New wine in new wineskins: with a commitment to ensuring that the wine does not become vinegar!
Religious today: Sentries of the morning, lighthouses on the coasts, trumpets on the walls…
‘We must not be afraid to leave the ‘old wineskins’, that is to say to renew those habits and structures that, in the life of the Church and, therefore, also in consecrated life, we recognize as no longer responding to what God asks today for His Kingdom to advance in the world: the structures that give us false protection and condition the dynamism of charity; the habits that distance us from the flock to which we are sent and impede us from hearing the cry of all those awaiting the Good News of Jesus Christ’.
‘After the Second Vatican Council’, the Pope went on, ‘the wind of the Spirit continued to blow with strength…leading Institutes to implement spiritual, charismatic and institutional renewal…and…arousing in men’s and women’s hearts new ways of responding to Jesus’ invitation to leave everything to dedicate their lives to following him and to the proclamation of the Gospel’.
The Pope listed ‘areas of weakness that it is possible to encounter today in consecrated life: resistance of some sectors to change, the diminished force of attraction, the number – not irrelevant – of abandonments: ‘And this worries me! It says something about the selection of candidates, the formation of candidates and the mystery of each person, but these two things we must first assess well’.
In addition, there is ‘the fragility of certain formative itineraries, the anxiety over institutional and ministerial tasks at the expense of the spiritual life, the difficult integration of cultural and generational diversities, a problematic balance in the exercise of authority and in the use of goods’.
‘I am also worried about poverty, well, I am engaging in publicity for my family, but St. Ignatius said that poverty is the mother and also the wall of consecrated life. Poverty is a mother, it gives life, and the wall protects against the things of this world’.

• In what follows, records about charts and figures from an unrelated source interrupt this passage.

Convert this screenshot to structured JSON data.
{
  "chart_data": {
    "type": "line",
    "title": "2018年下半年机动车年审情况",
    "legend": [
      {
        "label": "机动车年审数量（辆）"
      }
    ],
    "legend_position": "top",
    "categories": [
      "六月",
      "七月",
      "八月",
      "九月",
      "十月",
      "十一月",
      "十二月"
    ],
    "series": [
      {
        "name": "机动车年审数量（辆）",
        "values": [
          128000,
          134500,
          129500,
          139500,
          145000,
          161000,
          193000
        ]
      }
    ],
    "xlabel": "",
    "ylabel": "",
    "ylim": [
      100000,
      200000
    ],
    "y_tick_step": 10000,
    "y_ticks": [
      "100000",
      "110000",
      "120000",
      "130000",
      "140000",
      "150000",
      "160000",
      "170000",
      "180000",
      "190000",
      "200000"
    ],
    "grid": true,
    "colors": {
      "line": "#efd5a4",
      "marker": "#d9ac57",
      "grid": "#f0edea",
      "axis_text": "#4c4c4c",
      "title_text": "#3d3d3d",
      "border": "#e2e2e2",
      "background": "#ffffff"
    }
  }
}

Pope Francis then emphasised the importance of prayer: ‘We consecrated are consecrated to serve the Lord and to serve others with the Word of the Lord, aren’t we? But tell your new members, please, tell them that praying is not a waste of time, worshiping God is not a waste of time, praising God is not a waste of time. If we consecrated do not stop every day in front of God in the gratuitousness of prayer, the wine will be vinegar’.
This is what Pope Francis said on Thursday 27 November when addressing those taking part in the plenary session of the Congregation for Institutes of Consecrated Life and Societies of Apostolic Life. The Holy Father stressed to them that ‘in order to evaluate the new wine and to test the quality of the wineskins that must contain it, you are guided by some orientating criteria: the evangelical originality of choices, charismatic fidelity, the primacy of service, care for the littlest and most fragile, respect for the dignity of every person’.
This meeting took place on the eve of the opening of the Year that the Holy Father dedicated to consecrated life: a great prayer vigil was held on Saturday 29 November at 19.00 in the papal Basilica of Santa Maria Maggiore in Rome. On Sunday 30 November there was the celebration of the Eucharist at 11.00 in the papal Basilica of St. Peter.
These two celebrations took place in the heart of Rome in communion with all the dioceses of the world where prayer meetings will be held to implore the grace of the Holy Spirit who vivifies and renews the Church.
At the beginning of Advent the intention is to entrust to Mary – the model for, and the patron saint of, every consecrated life – consecrated life in all its various forms (religious Institutes, secular Institutes, Ordo Virginum, Societies of apostolic life, new Institutes).
The Year of Consecrated Life, when the fiftieth anniversary of the dogmatic constitution Lumen gentium and the decree Perfectae caritatis will be commemorated, will be a kairòs for everyone, a favourable opportunity for interior renewal and in-depth growth. Every consecrated man and every consecrated woman is called in time to be a witness to the Gospel, a sign of a hope that becomes proximity and mercy, and prophecy that proclaims ‘new ways to apply the Gospel in history, in expectation of the coming of God’s Kingdom’ (VC, n. 84).
This is a Year that is located between two synods for the family in order to point out the complementariness of the various vocations that interact within the Church and are at the service of one other, ‘for the growth of the Body of Christ in history and for its mission in the world’ (VC, n. 31).